ISBN-13: 9781425101350 / Angielski / Miękka / 2006 / 504 str.
ISBN-13: 9781425101350 / Angielski / Miękka / 2006 / 504 str.
Follow the day to day lives of individuals from a variety of backgrounds to include that of banking, military wife, aircraft machinist, mining engineer, mechanic, cook, nurse and others. Witness the dramatic changes in their lives after the Japanese attack Pearl Harbor on December 7, 1941. Learn how the victorious Japanese military rounded up Americans, Australians, British and other Europeans living in the Philippines. Experience the hardships of being in a prison under Japanese authority. Observe how hope and the support of another person were absolutely necessary to survive the prison life. With each passing day in captivity, the "little things in life" would take on new meaning and importance. Life would become "void" of most material possessions. A person's entire worldy possessions could fit into a small box. Essentially, the small box would represent the prisoner's entire fortune or misfortune, entire life or death.
Half a world away in the United States, men and women were rallying after the Japanese attack. Share in the enthusiasm and patriotism of young men volunteering to become U.S. Army paratroopers, one of the earliest contemporary U.S. "special forces" units. Discover the rigors of the challenging paratroop training and the camaraderie that developed among those young men. Travel with the airborne unit of paratroopers to the south Pacific where they valiantly battled entrenched Japanese forces. Just two weeks after parachuting behind Japanese lines the paratroopers are readied for another parachute jump. A parachute mission vastly different from their training and combat experience of engaging and destoying the enemy.
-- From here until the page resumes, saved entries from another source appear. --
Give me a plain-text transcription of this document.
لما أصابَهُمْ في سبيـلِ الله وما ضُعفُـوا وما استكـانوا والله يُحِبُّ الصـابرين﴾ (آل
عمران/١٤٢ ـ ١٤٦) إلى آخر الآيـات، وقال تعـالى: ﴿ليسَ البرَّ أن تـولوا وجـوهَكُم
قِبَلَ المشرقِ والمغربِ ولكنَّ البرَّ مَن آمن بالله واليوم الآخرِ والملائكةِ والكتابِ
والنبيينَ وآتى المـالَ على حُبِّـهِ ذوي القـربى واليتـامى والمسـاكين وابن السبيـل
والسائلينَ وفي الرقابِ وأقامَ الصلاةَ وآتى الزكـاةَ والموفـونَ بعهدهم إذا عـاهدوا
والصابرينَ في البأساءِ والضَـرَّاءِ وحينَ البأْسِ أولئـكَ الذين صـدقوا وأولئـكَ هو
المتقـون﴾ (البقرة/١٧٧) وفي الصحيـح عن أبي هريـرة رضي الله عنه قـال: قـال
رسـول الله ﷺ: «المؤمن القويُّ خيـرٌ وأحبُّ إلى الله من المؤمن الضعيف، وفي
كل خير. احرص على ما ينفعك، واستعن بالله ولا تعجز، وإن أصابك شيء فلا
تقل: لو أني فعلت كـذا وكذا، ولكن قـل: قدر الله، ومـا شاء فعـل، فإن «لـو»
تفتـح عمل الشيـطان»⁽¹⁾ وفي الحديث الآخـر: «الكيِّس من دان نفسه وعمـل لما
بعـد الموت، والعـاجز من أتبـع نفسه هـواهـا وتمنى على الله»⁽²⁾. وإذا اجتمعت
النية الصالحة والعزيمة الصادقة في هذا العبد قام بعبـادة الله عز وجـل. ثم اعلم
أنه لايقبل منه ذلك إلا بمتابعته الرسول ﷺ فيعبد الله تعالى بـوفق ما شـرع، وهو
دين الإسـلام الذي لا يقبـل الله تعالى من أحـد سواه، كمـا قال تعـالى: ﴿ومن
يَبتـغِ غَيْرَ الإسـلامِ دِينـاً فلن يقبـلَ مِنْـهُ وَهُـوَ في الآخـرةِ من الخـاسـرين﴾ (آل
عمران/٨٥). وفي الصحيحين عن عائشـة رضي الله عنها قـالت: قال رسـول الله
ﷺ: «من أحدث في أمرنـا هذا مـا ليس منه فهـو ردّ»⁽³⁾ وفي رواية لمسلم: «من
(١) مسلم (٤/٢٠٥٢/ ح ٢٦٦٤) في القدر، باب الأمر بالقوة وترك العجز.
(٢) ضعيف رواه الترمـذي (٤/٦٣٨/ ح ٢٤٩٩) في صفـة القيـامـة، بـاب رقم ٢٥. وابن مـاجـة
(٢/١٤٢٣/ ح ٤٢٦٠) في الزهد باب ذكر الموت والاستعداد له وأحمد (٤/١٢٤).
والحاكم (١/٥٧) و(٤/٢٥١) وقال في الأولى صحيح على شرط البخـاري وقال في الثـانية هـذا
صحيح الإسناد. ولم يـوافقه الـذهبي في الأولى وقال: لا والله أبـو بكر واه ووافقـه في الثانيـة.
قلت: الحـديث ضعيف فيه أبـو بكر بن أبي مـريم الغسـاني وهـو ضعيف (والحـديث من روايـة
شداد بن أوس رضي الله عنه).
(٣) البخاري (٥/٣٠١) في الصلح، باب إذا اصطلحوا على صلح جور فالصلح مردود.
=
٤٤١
Their mission was one of humanistic nature in a war often fraught with the barbaric nature of man. They were to parachute thirty miles behind enemy lines, landing next to a Japanese prison camp to rescue over 2,000 American, Australian and British civilians from imminent death. To add to the daunting challenge, the liberation by American ground forces of two Japanese prison camps during the previous three weeks meant that the element of surprise no longer existed. Day by day the conditions in the prison camp worsened as the tide of war turned against the Japanese. Observe how the plan for the liberation was developed and how the paratroopers "thought outside the box" for the safe return of the civilians thiry miles to friendly lines. Once all of the details for the rescue were worked out, realize that success still hinged on a "roll of the dice." The only question remaining was, "would fate allow the rescuers to beat the odds?"